Still, someone else who's been a good friend this year told me she'd found a little love lately, and this again made me happy. She'd had a lousy break-up, and seeing a recovery in someone, albeit uncomfortable at times, is a good thing.
Onwards, a mate who lives alone and gets on with it, has serious toothache and I'm lead to believe it's the work of the tooth-devil. He tells me news of another acoustic gig closing, a dear lady friend who is so down she's staying in bed most days, and reminds me in earnest that I've still work to do on the new recordings.
He asks about my dog, she's not been well. I rarely mention Shannon here, however she's not a young pup, and it niggles me these days where we might need to go from here. Still the vet tells me that for her age she's in good nick, even if the warnings are clear, and I am in all honesty so not ready to lose her, or for that matter see her in discomfort.
Looking ahead, it's not easy to be positive about this place, this country, although I suppose the bigger picture shows that we live on a mountain of bad history, ao any crumbling is only to be expected, even if it appears to be carefully managed to ensure that the moderate become the poor, with the poor looking less like a minority.

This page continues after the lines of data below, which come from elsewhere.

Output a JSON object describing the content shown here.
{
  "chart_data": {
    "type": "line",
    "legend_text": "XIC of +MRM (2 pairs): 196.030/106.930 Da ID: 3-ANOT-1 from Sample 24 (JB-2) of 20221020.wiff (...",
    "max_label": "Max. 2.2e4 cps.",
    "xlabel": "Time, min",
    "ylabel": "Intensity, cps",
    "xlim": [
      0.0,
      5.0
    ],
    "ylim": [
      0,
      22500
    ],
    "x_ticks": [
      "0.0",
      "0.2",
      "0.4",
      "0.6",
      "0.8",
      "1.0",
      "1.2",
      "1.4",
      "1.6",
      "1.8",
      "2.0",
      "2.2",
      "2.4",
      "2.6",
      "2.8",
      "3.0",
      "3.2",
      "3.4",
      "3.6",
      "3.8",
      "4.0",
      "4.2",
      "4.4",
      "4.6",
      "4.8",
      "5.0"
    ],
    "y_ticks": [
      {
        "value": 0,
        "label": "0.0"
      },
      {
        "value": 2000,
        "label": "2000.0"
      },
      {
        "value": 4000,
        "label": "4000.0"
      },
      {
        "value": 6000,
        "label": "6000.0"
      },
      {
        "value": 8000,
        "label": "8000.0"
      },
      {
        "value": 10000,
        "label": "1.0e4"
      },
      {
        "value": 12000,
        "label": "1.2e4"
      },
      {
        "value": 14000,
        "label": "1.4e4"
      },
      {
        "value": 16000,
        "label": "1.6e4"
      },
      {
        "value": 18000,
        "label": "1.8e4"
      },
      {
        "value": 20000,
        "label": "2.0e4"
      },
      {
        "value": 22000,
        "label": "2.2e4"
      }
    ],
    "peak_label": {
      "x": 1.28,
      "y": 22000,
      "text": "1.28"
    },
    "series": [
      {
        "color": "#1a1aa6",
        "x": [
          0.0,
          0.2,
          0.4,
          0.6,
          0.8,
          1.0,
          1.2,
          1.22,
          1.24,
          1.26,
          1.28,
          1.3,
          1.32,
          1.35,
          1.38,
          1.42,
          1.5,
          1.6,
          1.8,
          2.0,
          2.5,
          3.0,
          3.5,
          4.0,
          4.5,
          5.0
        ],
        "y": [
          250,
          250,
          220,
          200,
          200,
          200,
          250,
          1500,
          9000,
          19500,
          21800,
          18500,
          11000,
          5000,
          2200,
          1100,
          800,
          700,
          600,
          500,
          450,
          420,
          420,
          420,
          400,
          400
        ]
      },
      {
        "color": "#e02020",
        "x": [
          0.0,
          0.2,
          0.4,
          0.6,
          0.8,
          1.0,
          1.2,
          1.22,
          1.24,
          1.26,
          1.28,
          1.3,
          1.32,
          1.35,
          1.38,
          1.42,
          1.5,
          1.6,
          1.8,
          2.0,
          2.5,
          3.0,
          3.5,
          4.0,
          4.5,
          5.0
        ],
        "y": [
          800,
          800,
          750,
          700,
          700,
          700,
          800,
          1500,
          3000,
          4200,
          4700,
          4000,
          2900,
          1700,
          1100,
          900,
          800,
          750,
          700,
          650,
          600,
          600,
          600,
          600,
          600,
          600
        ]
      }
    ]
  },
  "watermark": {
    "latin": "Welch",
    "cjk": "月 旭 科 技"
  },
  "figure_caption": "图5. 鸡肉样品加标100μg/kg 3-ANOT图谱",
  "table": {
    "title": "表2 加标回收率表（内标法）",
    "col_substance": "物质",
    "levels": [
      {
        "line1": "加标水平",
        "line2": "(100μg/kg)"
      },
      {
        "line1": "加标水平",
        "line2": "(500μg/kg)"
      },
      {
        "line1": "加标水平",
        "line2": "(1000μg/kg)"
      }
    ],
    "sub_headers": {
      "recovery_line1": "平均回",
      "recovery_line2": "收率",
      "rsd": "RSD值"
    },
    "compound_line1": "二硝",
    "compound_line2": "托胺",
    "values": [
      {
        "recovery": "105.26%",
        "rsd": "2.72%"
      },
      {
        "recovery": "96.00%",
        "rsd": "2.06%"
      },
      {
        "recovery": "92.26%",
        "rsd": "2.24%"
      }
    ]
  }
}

I have to say though, that whilst we have many many brilliant and awesome people here - they are all around us, and are the heart and soul of the island - there's a general feeling of hardship amongst the population in general that is spurred on by the frustration of not having all everyone wants. This remains a country with lots more wanting than needing, and the curse of 'self-ism' shows no sign of abating.
And therefore, I look to 2010, a year ending in a zero, pivotal in that silly way we get with numbers. I am braced for a fight, not because I want one, but because as you get to a certain stage of aging, loved ones around start to stumble and fall, and whilst you start to see the frail years appearing over the horizon, your dilemna is that now more than ever, you need the hard nosed determination of youth to squeeze the good juices out of every drop of life, live the riot and share the energy.
I only hope therefore that wherever and whenever, you find me in good health with energy and genuine loving friendship to share. I will look to give another new year another good go. Yes I'm still promising a long overdue new cd of songs, and yes I personally want this to happen now more than ever, quite simply because I need to move on.
This could be a year of difficult decisions, then again there's sure to be plenty of magic around, so let's not let that go, embrace and live to share.